Take Your Medicine Everyday
I had been in the homeless shelter for four months. While I was there, I had a seizure first and then a stroke. My whole left side was paralyzed. I couldn’t move it. The doctor wanted to find out why I had a seizure, so they told me they were going to run some tests and they were going to also test me for HIV.
Later, when the doctor came in the room, I said what’s the verdict? He said, “I have good news and bad news. The good news is you’re getting out, but the bad is you’ve got AIDS.” It shocked me and I was in denial. It didn’t hit me for a while what the doctor had said. Just be careful, because I wasn’t careful. I never thought I would get HIV and then this happened. I had unprotected sex with a girl, so just be careful!
I was connected to a local treatment center in Broward County so I could recover from the stroke and while I was there, I was taken to a medical clinic to receive treatment for AIDS. I started on the medicine quickly after being diagnosed. The first thing the doctor told me was that “if you don’t take your medicine every day, I’m going to be writing your death certificate!” I take my medication every day on time. I take it at eight o'clock at night, at the same time every night. The TV comes on and that’s how I remember to take it.

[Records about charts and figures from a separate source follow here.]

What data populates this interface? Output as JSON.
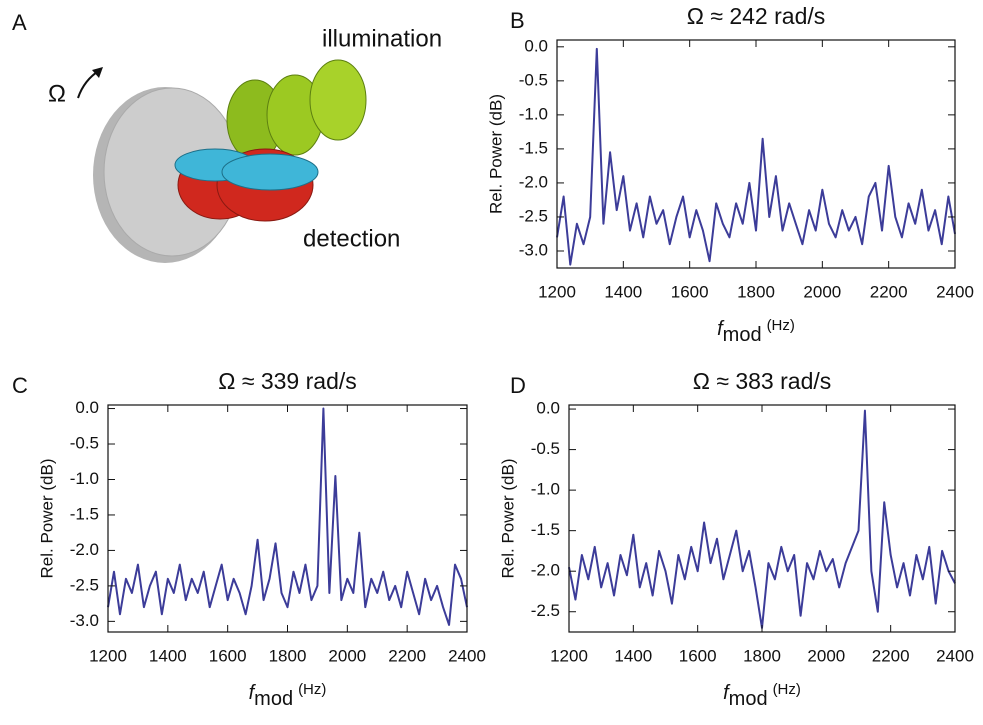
{
  "illustration": {
    "panel": "A",
    "omega": "Ω",
    "illumination": "illumination",
    "detection": "detection"
  },
  "chart_data": [
    {
      "type": "line",
      "panel": "B",
      "title": "Ω ≈ 242 rad/s",
      "x_label": {
        "symbol": "f",
        "subscript": "mod",
        "unit": "(Hz)"
      },
      "y_label": "Rel. Power (dB)",
      "x": [
        1200,
        1220,
        1240,
        1260,
        1280,
        1300,
        1320,
        1340,
        1360,
        1380,
        1400,
        1420,
        1440,
        1460,
        1480,
        1500,
        1520,
        1540,
        1560,
        1580,
        1600,
        1620,
        1640,
        1660,
        1680,
        1700,
        1720,
        1740,
        1760,
        1780,
        1800,
        1820,
        1840,
        1860,
        1880,
        1900,
        1920,
        1940,
        1960,
        1980,
        2000,
        2020,
        2040,
        2060,
        2080,
        2100,
        2120,
        2140,
        2160,
        2180,
        2200,
        2220,
        2240,
        2260,
        2280,
        2300,
        2320,
        2340,
        2360,
        2380,
        2400
      ],
      "series": [
        {
          "color": "#3c3c99",
          "values": [
            -2.8,
            -2.2,
            -3.2,
            -2.6,
            -2.9,
            -2.5,
            -0.03,
            -2.6,
            -1.55,
            -2.4,
            -1.9,
            -2.7,
            -2.3,
            -2.8,
            -2.2,
            -2.6,
            -2.4,
            -2.9,
            -2.5,
            -2.2,
            -2.8,
            -2.4,
            -2.7,
            -3.15,
            -2.3,
            -2.6,
            -2.8,
            -2.3,
            -2.6,
            -2.0,
            -2.7,
            -1.35,
            -2.5,
            -1.9,
            -2.7,
            -2.3,
            -2.6,
            -2.9,
            -2.4,
            -2.7,
            -2.1,
            -2.6,
            -2.8,
            -2.4,
            -2.7,
            -2.5,
            -2.9,
            -2.2,
            -2.0,
            -2.7,
            -1.75,
            -2.5,
            -2.8,
            -2.3,
            -2.6,
            -2.1,
            -2.7,
            -2.4,
            -2.9,
            -2.2,
            -2.75
          ]
        }
      ],
      "xlim": [
        1200,
        2400
      ],
      "xticks": [
        1200,
        1400,
        1600,
        1800,
        2000,
        2200,
        2400
      ],
      "ylim": [
        -3.25,
        0.1
      ],
      "yticks": [
        {
          "value": 0,
          "label": "0.0"
        },
        -0.5,
        {
          "value": -1,
          "label": "-1.0"
        },
        -1.5,
        {
          "value": -2,
          "label": "-2.0"
        },
        -2.5,
        {
          "value": -3,
          "label": "-3.0"
        }
      ]
    },
    {
      "type": "line",
      "panel": "C",
      "title": "Ω ≈ 339 rad/s",
      "x_label": {
        "symbol": "f",
        "subscript": "mod",
        "unit": "(Hz)"
      },
      "y_label": "Rel. Power (dB)",
      "x": [
        1200,
        1220,
        1240,
        1260,
        1280,
        1300,
        1320,
        1340,
        1360,
        1380,
        1400,
        1420,
        1440,
        1460,
        1480,
        1500,
        1520,
        1540,
        1560,
        1580,
        1600,
        1620,
        1640,
        1660,
        1680,
        1700,
        1720,
        1740,
        1760,
        1780,
        1800,
        1820,
        1840,
        1860,
        1880,
        1900,
        1920,
        1940,
        1960,
        1980,
        2000,
        2020,
        2040,
        2060,
        2080,
        2100,
        2120,
        2140,
        2160,
        2180,
        2200,
        2220,
        2240,
        2260,
        2280,
        2300,
        2320,
        2340,
        2360,
        2380,
        2400
      ],
      "series": [
        {
          "color": "#3c3c99",
          "values": [
            -2.8,
            -2.3,
            -2.9,
            -2.4,
            -2.6,
            -2.2,
            -2.8,
            -2.5,
            -2.3,
            -2.9,
            -2.4,
            -2.6,
            -2.2,
            -2.7,
            -2.4,
            -2.6,
            -2.3,
            -2.8,
            -2.5,
            -2.2,
            -2.7,
            -2.4,
            -2.6,
            -2.9,
            -2.5,
            -1.85,
            -2.7,
            -2.4,
            -1.9,
            -2.6,
            -2.8,
            -2.3,
            -2.6,
            -2.2,
            -2.7,
            -2.5,
            0.0,
            -2.6,
            -0.95,
            -2.7,
            -2.4,
            -2.6,
            -1.75,
            -2.8,
            -2.4,
            -2.6,
            -2.3,
            -2.7,
            -2.5,
            -2.8,
            -2.3,
            -2.6,
            -2.9,
            -2.4,
            -2.7,
            -2.5,
            -2.8,
            -3.05,
            -2.2,
            -2.4,
            -2.8
          ]
        }
      ],
      "xlim": [
        1200,
        2400
      ],
      "xticks": [
        1200,
        1400,
        1600,
        1800,
        2000,
        2200,
        2400
      ],
      "ylim": [
        -3.15,
        0.05
      ],
      "yticks": [
        {
          "value": 0,
          "label": "0.0"
        },
        -0.5,
        {
          "value": -1,
          "label": "-1.0"
        },
        -1.5,
        {
          "value": -2,
          "label": "-2.0"
        },
        -2.5,
        {
          "value": -3,
          "label": "-3.0"
        }
      ]
    },
    {
      "type": "line",
      "panel": "D",
      "title": "Ω ≈ 383 rad/s",
      "x_label": {
        "symbol": "f",
        "subscript": "mod",
        "unit": "(Hz)"
      },
      "y_label": "Rel. Power (dB)",
      "x": [
        1200,
        1220,
        1240,
        1260,
        1280,
        1300,
        1320,
        1340,
        1360,
        1380,
        1400,
        1420,
        1440,
        1460,
        1480,
        1500,
        1520,
        1540,
        1560,
        1580,
        1600,
        1620,
        1640,
        1660,
        1680,
        1700,
        1720,
        1740,
        1760,
        1780,
        1800,
        1820,
        1840,
        1860,
        1880,
        1900,
        1920,
        1940,
        1960,
        1980,
        2000,
        2020,
        2040,
        2060,
        2080,
        2100,
        2120,
        2140,
        2160,
        2180,
        2200,
        2220,
        2240,
        2260,
        2280,
        2300,
        2320,
        2340,
        2360,
        2380,
        2400
      ],
      "series": [
        {
          "color": "#3c3c99",
          "values": [
            -1.95,
            -2.35,
            -1.8,
            -2.1,
            -1.7,
            -2.2,
            -1.9,
            -2.3,
            -1.8,
            -2.05,
            -1.55,
            -2.2,
            -1.9,
            -2.3,
            -1.75,
            -2.0,
            -2.4,
            -1.8,
            -2.1,
            -1.7,
            -2.0,
            -1.4,
            -1.9,
            -1.6,
            -2.1,
            -1.8,
            -1.5,
            -2.0,
            -1.75,
            -2.2,
            -2.7,
            -1.9,
            -2.1,
            -1.7,
            -2.0,
            -1.8,
            -2.55,
            -1.9,
            -2.1,
            -1.75,
            -2.0,
            -1.85,
            -2.2,
            -1.9,
            -1.7,
            -1.5,
            -0.02,
            -2.0,
            -2.5,
            -1.15,
            -1.8,
            -2.2,
            -1.9,
            -2.3,
            -1.8,
            -2.1,
            -1.7,
            -2.4,
            -1.75,
            -2.0,
            -2.15
          ]
        }
      ],
      "xlim": [
        1200,
        2400
      ],
      "xticks": [
        1200,
        1400,
        1600,
        1800,
        2000,
        2200,
        2400
      ],
      "ylim": [
        -2.75,
        0.05
      ],
      "yticks": [
        {
          "value": 0,
          "label": "0.0"
        },
        -0.5,
        {
          "value": -1,
          "label": "-1.0"
        },
        -1.5,
        {
          "value": -2,
          "label": "-2.0"
        },
        -2.5
      ]
    }
  ]
}
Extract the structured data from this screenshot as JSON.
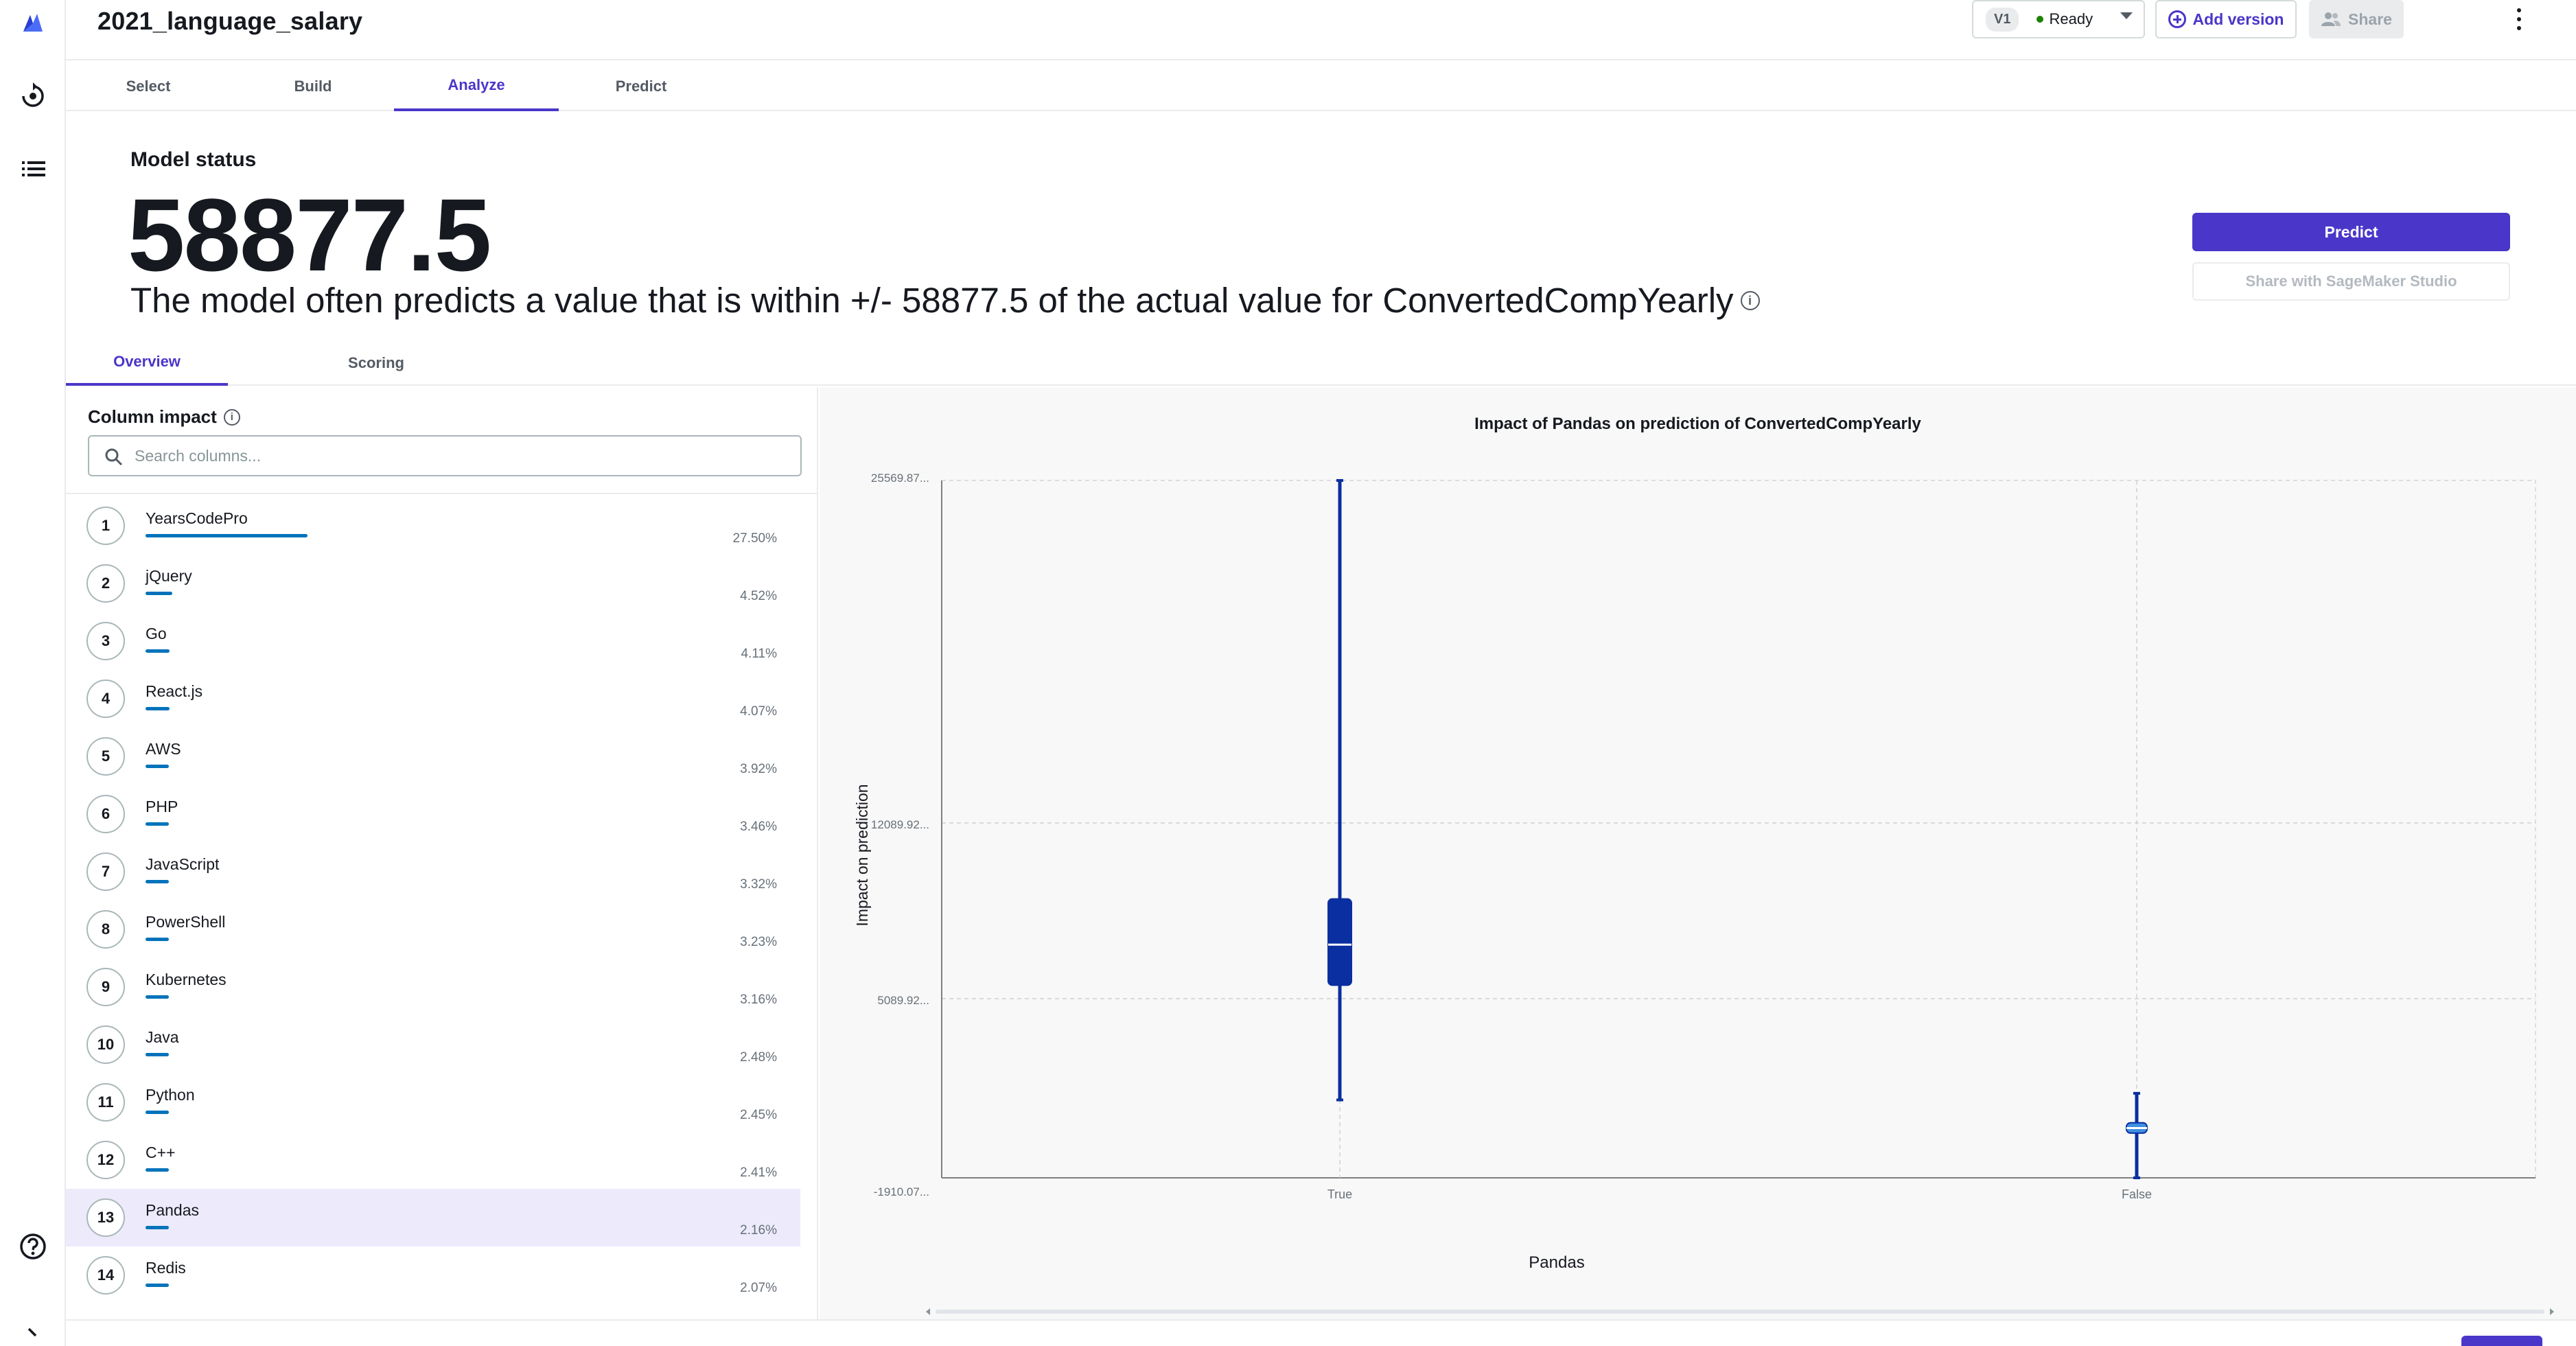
{
  "header": {
    "title": "2021_language_salary",
    "version": "V1",
    "status": "Ready",
    "add_version": "Add version",
    "share": "Share"
  },
  "tabs": [
    {
      "label": "Select"
    },
    {
      "label": "Build"
    },
    {
      "label": "Analyze"
    },
    {
      "label": "Predict"
    }
  ],
  "model_status": {
    "label": "Model status",
    "value": "58877.5",
    "description": "The model often predicts a value that is within +/- 58877.5 of the actual value for ConvertedCompYearly"
  },
  "actions": {
    "predict": "Predict",
    "share_studio": "Share with SageMaker Studio"
  },
  "subtabs": [
    {
      "label": "Overview"
    },
    {
      "label": "Scoring"
    }
  ],
  "column_impact": {
    "label": "Column impact",
    "search_placeholder": "Search columns...",
    "rows": [
      {
        "rank": "1",
        "name": "YearsCodePro",
        "pct": "27.50%",
        "impact": 27.5
      },
      {
        "rank": "2",
        "name": "jQuery",
        "pct": "4.52%",
        "impact": 4.52
      },
      {
        "rank": "3",
        "name": "Go",
        "pct": "4.11%",
        "impact": 4.11
      },
      {
        "rank": "4",
        "name": "React.js",
        "pct": "4.07%",
        "impact": 4.07
      },
      {
        "rank": "5",
        "name": "AWS",
        "pct": "3.92%",
        "impact": 3.92
      },
      {
        "rank": "6",
        "name": "PHP",
        "pct": "3.46%",
        "impact": 3.46
      },
      {
        "rank": "7",
        "name": "JavaScript",
        "pct": "3.32%",
        "impact": 3.32
      },
      {
        "rank": "8",
        "name": "PowerShell",
        "pct": "3.23%",
        "impact": 3.23
      },
      {
        "rank": "9",
        "name": "Kubernetes",
        "pct": "3.16%",
        "impact": 3.16
      },
      {
        "rank": "10",
        "name": "Java",
        "pct": "2.48%",
        "impact": 2.48
      },
      {
        "rank": "11",
        "name": "Python",
        "pct": "2.45%",
        "impact": 2.45
      },
      {
        "rank": "12",
        "name": "C++",
        "pct": "2.41%",
        "impact": 2.41
      },
      {
        "rank": "13",
        "name": "Pandas",
        "pct": "2.16%",
        "impact": 2.16
      },
      {
        "rank": "14",
        "name": "Redis",
        "pct": "2.07%",
        "impact": 2.07
      }
    ]
  },
  "chart_data": {
    "type": "box",
    "title": "Impact of Pandas on prediction of ConvertedCompYearly",
    "xlabel": "Pandas",
    "ylabel": "Impact on prediction",
    "categories": [
      "True",
      "False"
    ],
    "y_ticks": [
      {
        "label": "25569.87...",
        "value": 25569.87
      },
      {
        "label": "12089.92...",
        "value": 12089.92
      },
      {
        "label": "5089.92...",
        "value": 5089.92
      },
      {
        "label": "-1910.07...",
        "value": -1910.07
      }
    ],
    "ylim": [
      -1910.07,
      25569.87
    ],
    "boxes": [
      {
        "category": "True",
        "whisker_low": 1160,
        "q1": 5680,
        "median": 7280,
        "q3": 9080,
        "whisker_high": 25570,
        "color": "#0a2fa0"
      },
      {
        "category": "False",
        "whisker_low": -1910,
        "q1": -150,
        "median": 50,
        "q3": 260,
        "whisker_high": 1420,
        "color": "#0a2fa0"
      }
    ],
    "grid": true
  }
}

If you take your medicine every day, HIV is not a death sentence. You’re not going to die. A friend of mine from church has had HIV for 25 years. For me; it’s been 16 years and I am undetectable, which means my viral load is so low that I have effectively no risk of transmitting the virus through sex. I have a great doctor that I trust and without him I probably wouldn’t get through this. I am doing well!